No one knows; and, un

less as a matter of antiquarian curiosity, no one cares.

It may be, however, that the emphasis in the phrase, 'built desolate places for themselves,' which we have construed to mean in their own lifetime and by their personal care, may rather lie in the complete isolation and seclusion from the rest of the world which the great ones of the earth affected. That this is involved in the idea we have no doubt, when we recollect the great solicitude evinced by high families, even in Scripture, and so early as the time of Abraham, to have a sepulchre apart, which none but themselves and theirs might use. In connection with this subject, and with the apparent date of the Book of Job, it is interesting to recollect that the very tomb-the sepulchral cavern which Abraham bought of Ephron the Hittite for a family sepulchre-the very tomb to which Jacob enjoined his sons to carry his remains, and of which he said, 'There they buried Abraham, and Sarah his wife; there they buried Isaac, and Rebekah his wife; and there I buried Leah'—is to this day known and honoured as theirs.

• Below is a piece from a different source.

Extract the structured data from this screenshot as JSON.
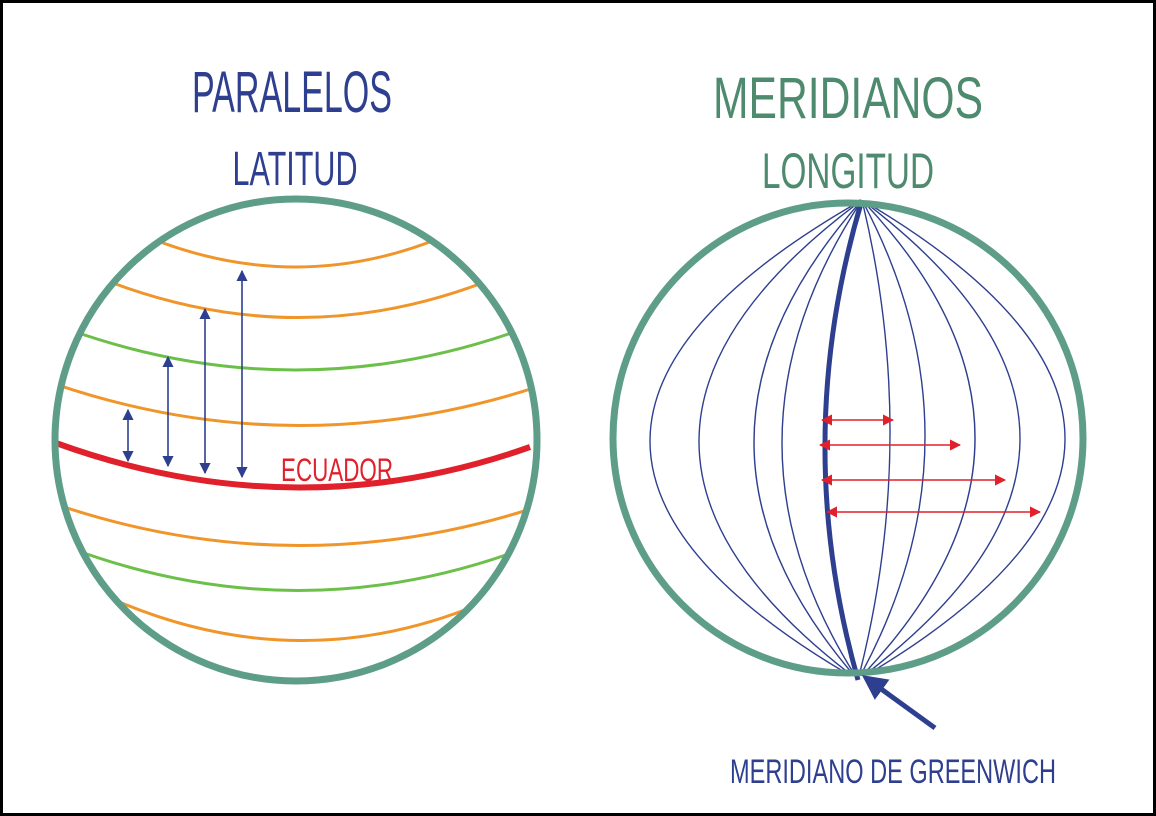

It was the master feeling of the Hebrew to desire to lie in the same tomb with his family, but apart from the rest of the world. To be 'gathered to his fathers' in the tomb, was with him almost a passion. Even in the open cemeteries (for all could not have rock sepulchres) this exclusive family gathering was, so far as possible, accomplished. This is still the case in the East, where separate families have often portions walled in like a garden, in which the bones of their ancestors have remained undisturbed for many generations; for in these enclosures the graves are all distinct and apart, each of them having a stone placed upright both at the head and feet, inscribed with the name and title of the deceased.

But in Egypt and some other countries, even this degree of isolation could not satisfy the pride of kings. They must be wholly alone and single. In Persia there are regal sepulchres singly apart from all others, cut out high up in the face of steep cliffs, inaccessible to ordinary enterprise, or unless by some such operation as swinging down from the top of the cliff.